Published by Mercier
Price €12.99

Reviewed by
Aengus Ó Snodaigh TD
 
NINETY-TWO years ago this week, Lieutenant Michael Malone of the Irish Volunteers’ Cyclist Corps led a small number of Volunteers of ‘C’ Company, 3rd Battalion, towards Mount Street Bridge, a key crossing point into Dublin City. It was here that he and his men put up one of the most heroic stands of the Rising - an Irish Alamo - where a small group of Volunteers held off a vastly superior number of professional soldiers for days.
In Paul O’Brien’s short book he captures the events of the first three days of the Irish Republic in these outposts of the Boland’s Mill garrison under Eamon DeValera. The outposts were carefully chosen in advance and it was intended for a much larger number of Volunteers to hold them in the face of predicted British reinforcements trying to enter the city as the Rising took hold - Carrisbrooke House, 25 Northumberland Road, the parochial hall and schoolhouse, Clanwilliam House and the nearby Roberts’ Building Yard. These outposts were supported by snipers along the railway tracks, who kept the British garrison in the adjacent Beggar’s Bush Barracks pinned down for the duration of the Rising.

GRAPHIC DETAILS
O’Brien, using some of the contemporary witness and Volunteer statements, and also the account of British Army’s Sherwood Foresters, graphically details the wave upon wave of raw British soldiers which were thrown into the fray. Hundreds of newly-trained soldiers who thought they were heading for the Somme were repulsed over the few days by the defensive fire from the Volunteers’ outposts, leaving over 210 of their number dead or wounded. Their ‘reward’ for actions was to make up the firing parties which executed the leaders of the Rising.
Four Volunteers of the 13 who occupied the position died in the fight as the weight of numbers, grenades and firepower saw the buildings being overrun _ Michael Malone, George Reynolds, Patrick Doyle and Richard Murphy.

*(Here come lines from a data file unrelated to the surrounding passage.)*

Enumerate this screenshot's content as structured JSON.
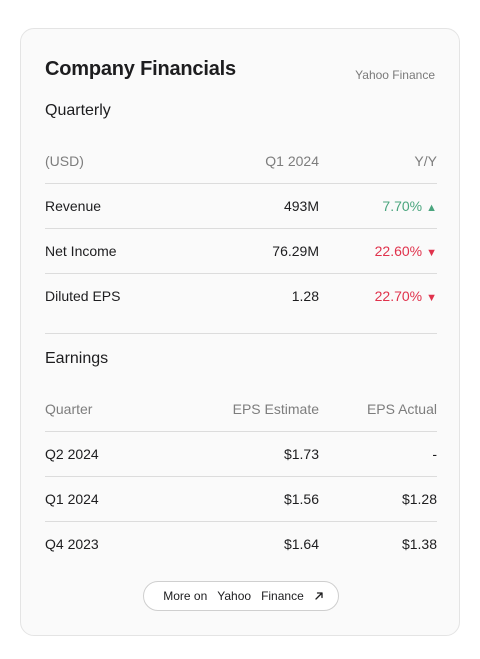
{
  "card": {
    "title": "Company Financials",
    "source": "Yahoo Finance"
  },
  "quarterly": {
    "title": "Quarterly",
    "headers": [
      "(USD)",
      "Q1 2024",
      "Y/Y"
    ],
    "rows": [
      {
        "label": "Revenue",
        "value": "493M",
        "change": "7.70%",
        "direction": "up"
      },
      {
        "label": "Net Income",
        "value": "76.29M",
        "change": "22.60%",
        "direction": "down"
      },
      {
        "label": "Diluted EPS",
        "value": "1.28",
        "change": "22.70%",
        "direction": "down"
      }
    ],
    "up_arrow": "▲",
    "down_arrow": "▼"
  },
  "earnings": {
    "title": "Earnings",
    "headers": [
      "Quarter",
      "EPS Estimate",
      "EPS Actual"
    ],
    "rows": [
      {
        "quarter": "Q2 2024",
        "estimate": "$1.73",
        "actual": "-"
      },
      {
        "quarter": "Q1 2024",
        "estimate": "$1.56",
        "actual": "$1.28"
      },
      {
        "quarter": "Q4 2023",
        "estimate": "$1.64",
        "actual": "$1.38"
      }
    ]
  },
  "more_button": {
    "words": [
      "More on",
      "Yahoo",
      "Finance"
    ],
    "icon": "external-link-icon"
  },
  "colors": {
    "positive": "#4aa57e",
    "negative": "#e0324c"
  }
}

The heroics of the Volunteers is well described, as is the ludicrous military strategy employed by the British commanders. Even though Paul O’Brien obviously forgot that the IRB set up the Irish Volunteers and therefore had no need to “infiltrate” its ranks, his book is well-worth the read and sits well with other accounts of the heroic stand in the Mount Street area in April 1916.